Pastors of Nigeria's largest churches say Joshua mixes Christianity with occult practices. During a leadership summit held near Lagos in July, they firmly denounced him while discussing the issue with a group of Americans that included theologian C. Peter Wagner, Colorado pastor Ted Haggard and prayer leader Chuck Pierce.

"Without exception the Nigerian leaders said they believe [Joshua] is not a legitimate minister of the gospel. There was no debate about it," said Haggard, pastor of New Life Church in Colorado Springs.

The summit was held at the world's largest church building, Winner's Chapel in Ota, pastored by Bishop David Oyedepo. At one point the pastors joined hands and prayed that God would prevent Joshua from deceiving Christians with false miracles. The Nigerian leaders included Oyedepo; Mike Okonkwo, head of the Pentecostal Fellowship of Nigeria; Enoch Adeboye, general overseer of the fast-growing Redeemed Christian Church of God; and Ayo Oritsejafor, pastor of the 26,000-member Word of Life Bible Church in Warri.

"T.B. Joshua is dangerous to the body of Christ, both in Nigeria and globally," said Joseph Thompson, a facilitator of the summit who is an associate pastor at Haggard's church. A Nigerian himself, Thompson said he is concerned that some charismatics who tend to "chase after miracles" will be duped by Joshua's use of Christian terminology.

"Americans don't realize that witchdoctors have healed many people" in Nigeria, Thompson told Charisma.

There is no question that Joshua sends mixed signals. Although he prays in the name of Jesus, many of his methods are unorthodox. He converses with angels during sermons, speaks of traveling to other places in the spirit realm and has been known to ask people to walk through the audience naked to prove their healings.

Some Nigerian leaders claim that animal sacrifices have been performed in Joshua's church to generate a source for occult power. The pastors contend that this is the reason Joshua does not travel to other countries to conduct meetings.

Earlier this year, supporters of Joshua claimed that a 76-year-old man from South Africa was raised from the dead at the Synagogue. A videotape shows Joshua blowing into the man's face after commanding him to rise.
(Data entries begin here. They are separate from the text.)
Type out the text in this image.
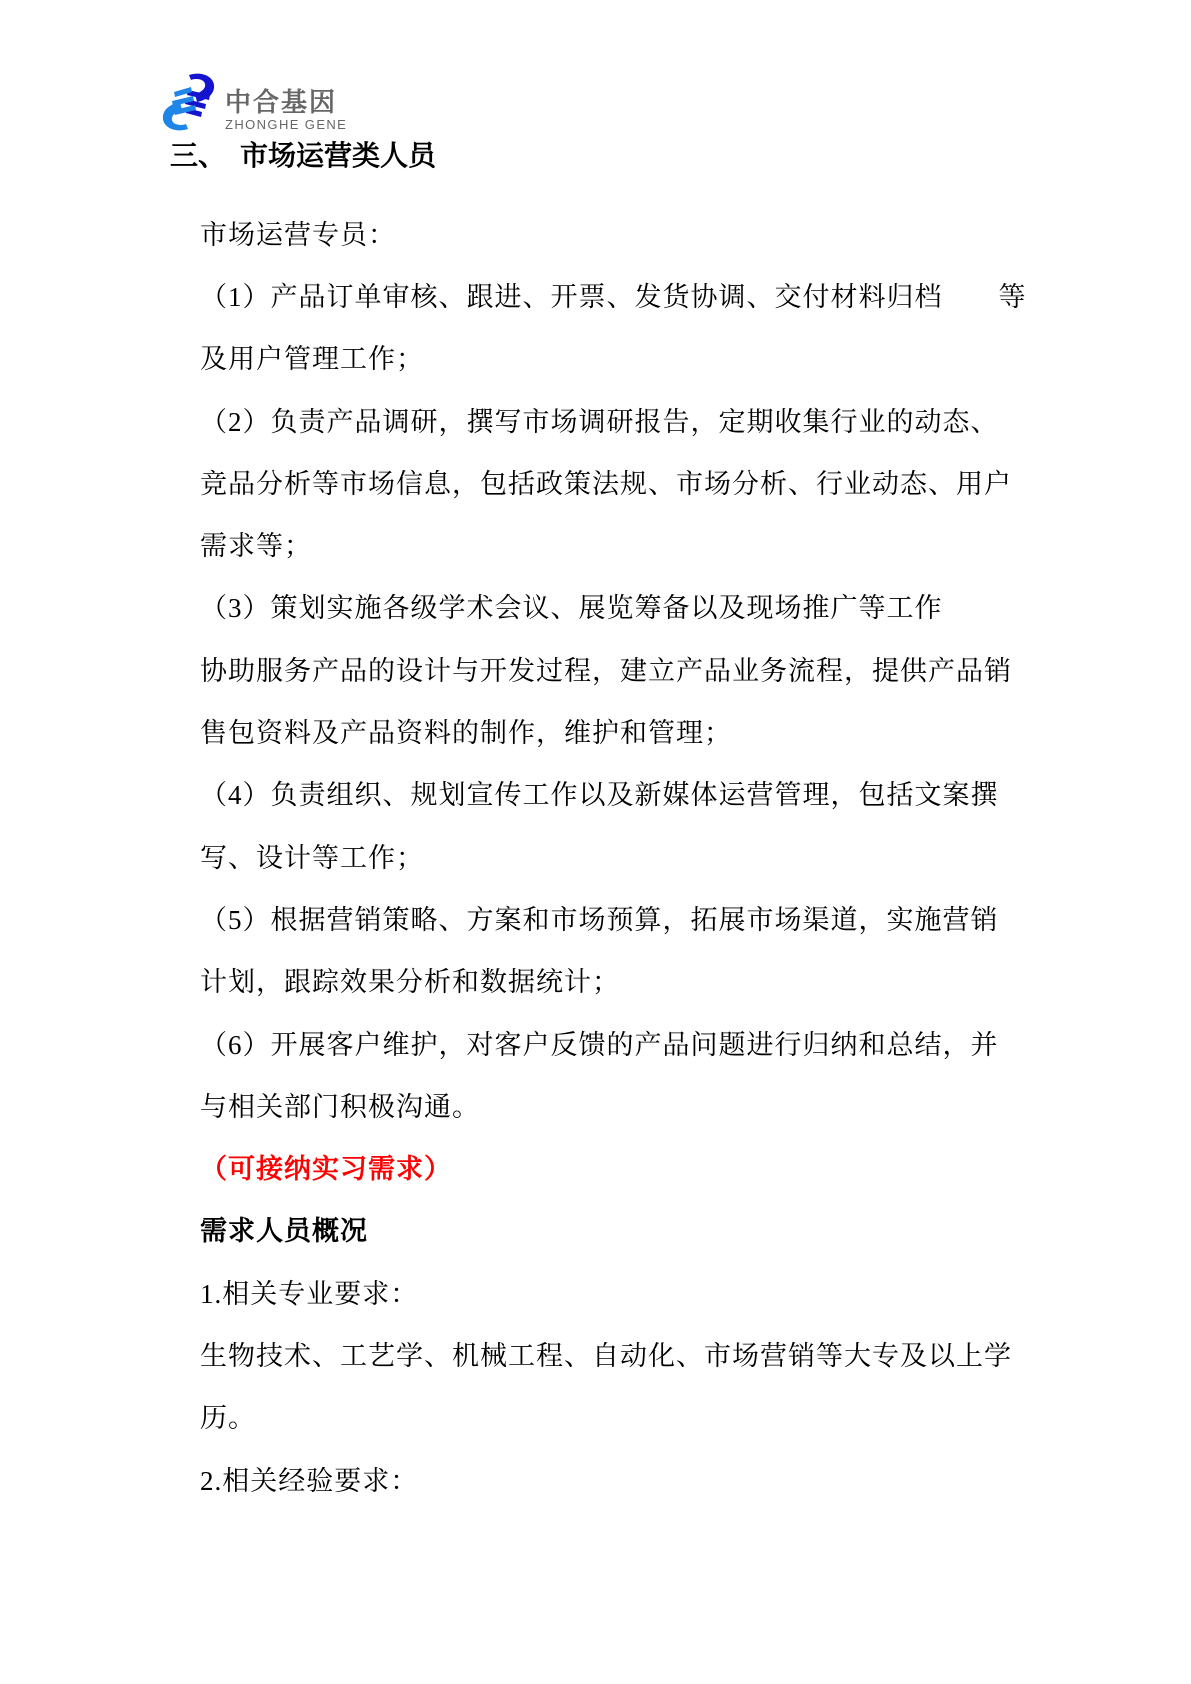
中合基因
ZHONGHE GENE
三、 市场运营类人员
市场运营专员：
（1）产品订单审核、跟进、开票、发货协调、交付材料归档　　等
及用户管理工作；
（2）负责产品调研，撰写市场调研报告，定期收集行业的动态、
竞品分析等市场信息，包括政策法规、市场分析、行业动态、用户
需求等；
（3）策划实施各级学术会议、展览筹备以及现场推广等工作
协助服务产品的设计与开发过程，建立产品业务流程，提供产品销
售包资料及产品资料的制作，维护和管理；
（4）负责组织、规划宣传工作以及新媒体运营管理，包括文案撰
写、设计等工作；
（5）根据营销策略、方案和市场预算，拓展市场渠道，实施营销
计划，跟踪效果分析和数据统计；
（6）开展客户维护，对客户反馈的产品问题进行归纳和总结，并
与相关部门积极沟通。
（可接纳实习需求）
需求人员概况
1.相关专业要求：
生物技术、工艺学、机械工程、自动化、市场营销等大专及以上学
历。
2.相关经验要求：
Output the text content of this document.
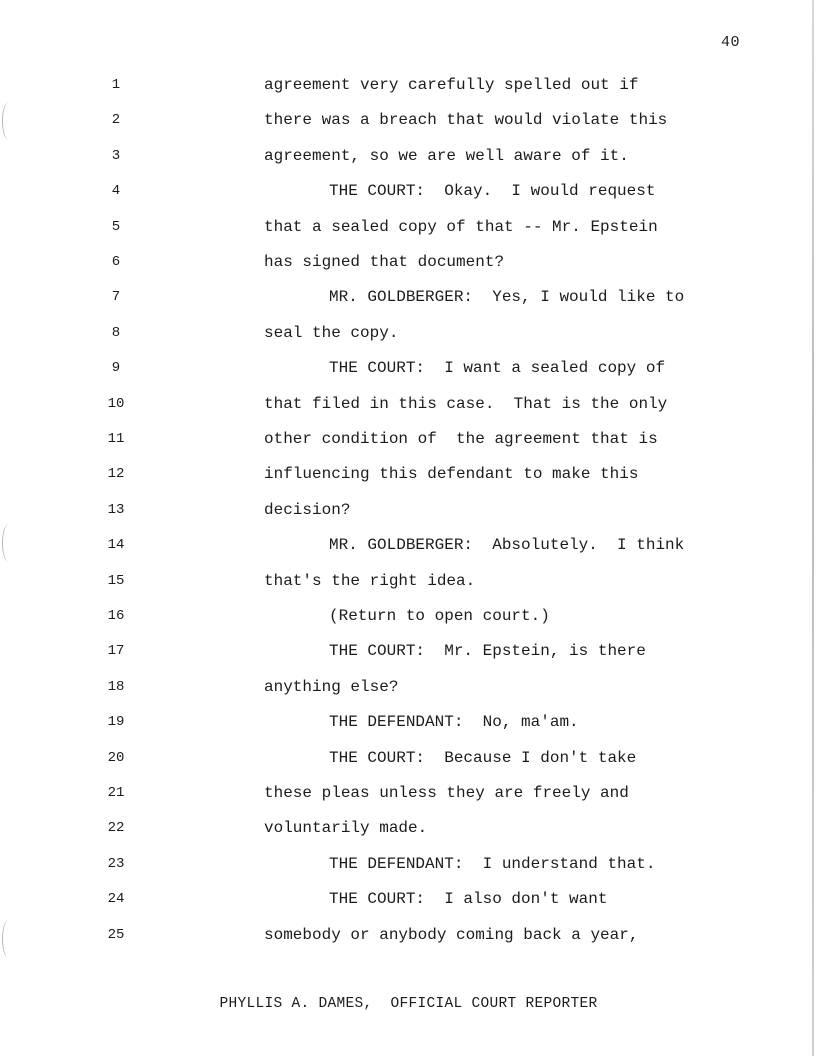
40
1	agreement very carefully spelled out if
2	there was a breach that would violate this
3	agreement, so we are well aware of it.
4	THE COURT:  Okay.  I would request
5	that a sealed copy of that -- Mr. Epstein
6	has signed that document?
7	MR. GOLDBERGER:  Yes, I would like to
8	seal the copy.
9	THE COURT:  I want a sealed copy of
10	that filed in this case.  That is the only
11	other condition of  the agreement that is
12	influencing this defendant to make this
13	decision?
14	MR. GOLDBERGER:  Absolutely.  I think
15	that's the right idea.
16	(Return to open court.)
17	THE COURT:  Mr. Epstein, is there
18	anything else?
19	THE DEFENDANT:  No, ma'am.
20	THE COURT:  Because I don't take
21	these pleas unless they are freely and
22	voluntarily made.
23	THE DEFENDANT:  I understand that.
24	THE COURT:  I also don't want
25	somebody or anybody coming back a year,
PHYLLIS A. DAMES,  OFFICIAL COURT REPORTER
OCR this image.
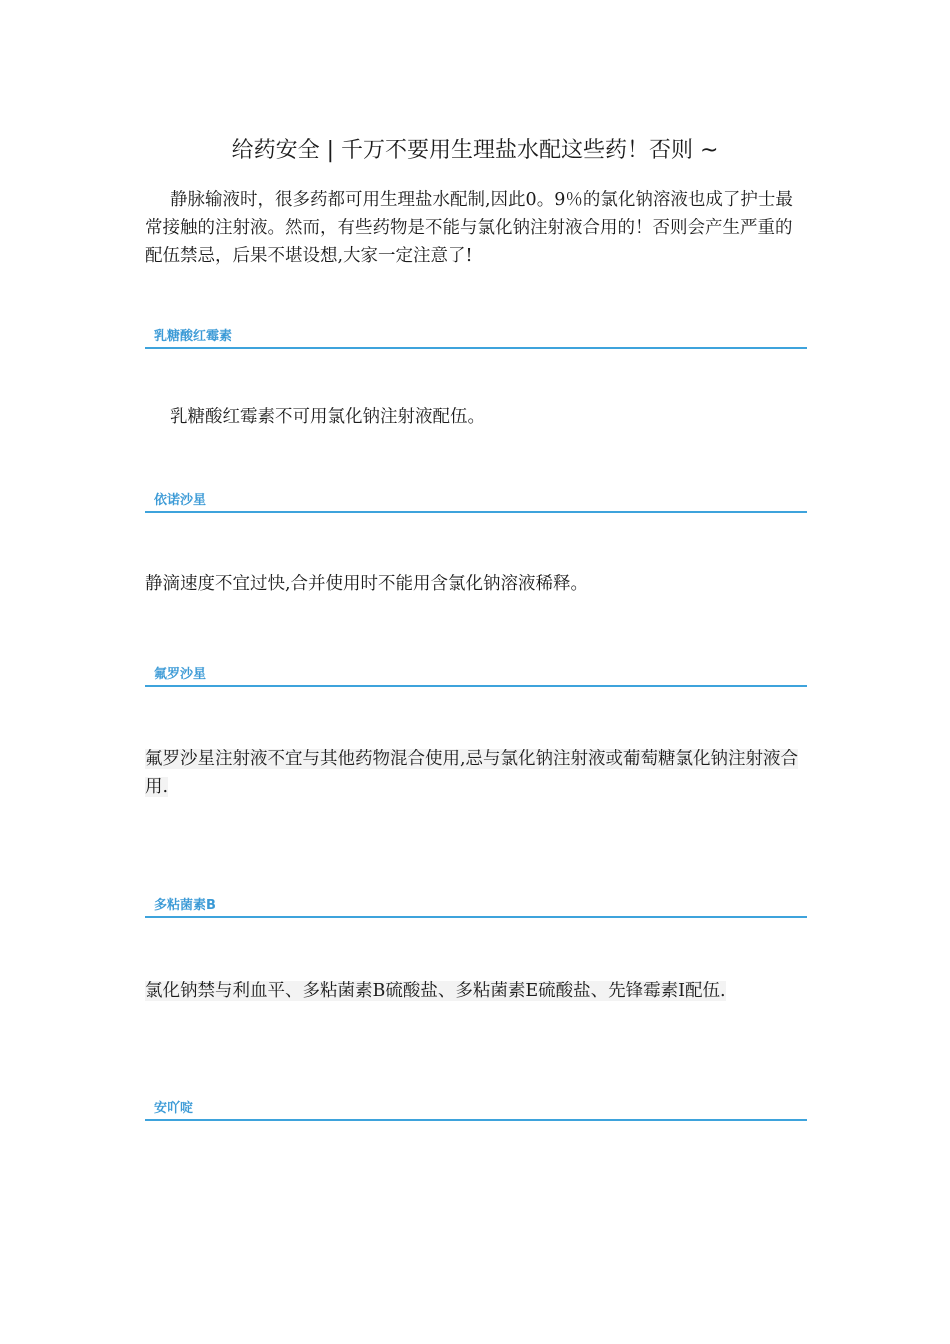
给药安全 | 千万不要用生理盐水配这些药！否则 ~

静脉输液时，很多药都可用生理盐水配制,因此0。9％的氯化钠溶液也成了护士最常接触的注射液。然而，有些药物是不能与氯化钠注射液合用的！否则会产生严重的配伍禁忌，后果不堪设想,大家一定注意了!

乳糖酸红霉素

乳糖酸红霉素不可用氯化钠注射液配伍。

依诺沙星

静滴速度不宜过快,合并使用时不能用含氯化钠溶液稀释。

氟罗沙星

氟罗沙星注射液不宜与其他药物混合使用,忌与氯化钠注射液或葡萄糖氯化钠注射液合用.

多粘菌素B

氯化钠禁与利血平、多粘菌素B硫酸盐、多粘菌素E硫酸盐、先锋霉素Ⅰ配伍.

安吖啶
The account was posted on FarShores, a Canada-based Web site devoted to paranormal phenomena including sightings of ghosts and UFOs.

Yet several prominent charismatic leaders have visited Joshua's compound and returned with favorable impressions.

These include Canadian renewal leader John Arnott, Pittsburgh pastor Joseph Garlington, Louisiana evangelist Marvin Gorman and New Zealand minister Bill Subritzky.

Arnott said that although Joshua is "secretive and mystical," and his Nigerian followers seem "zombielike," he is not ready to denounce him as a false prophet.

"Lots of desperately ill people have been healed there," Arnott said. "There seemed to be definite miracles going on, and they were done in the name of Jesus."

Arnott also noted that a South African evangelist, Kobus van Rensburg--who has been heavily influenced by Joshua--has established a healing center in the town of Stilfontein, near Johannesburg. This month, van Rensburg will be speaking at Toronto Airport Christian Fellowship, which Arnott pastors.

South African charismatics were at one time flocking in large groups to Lagos to attend Joshua's meetings, but Charisma has learned that such support is waning.

"T.B. Joshua is no longer the flavor of the month there," said Peter Vandenberg, executive vice president of Christ for All Nations (CFAN), the ministry of evangelist Reinhard Bonnke.

Two years ago CFAN sponsored a huge outreach in Lagos that involved more than 2,000 local churches--and none of those churches endorsed Joshua, Vandenberg said.

"Every one of them said that Joshua does things that are occultic and that what he is doing is not doctrinally correct," he added.

Although Bonnke's organization has not condemned Joshua publicly, CFAN has adopted a firm stance and will not work with Joshua in Nigeria. Added Vandenberg: "We stand with the majority of Christians there who have denounced him. Our brothers in Nigeria are on the ground there, and they know best."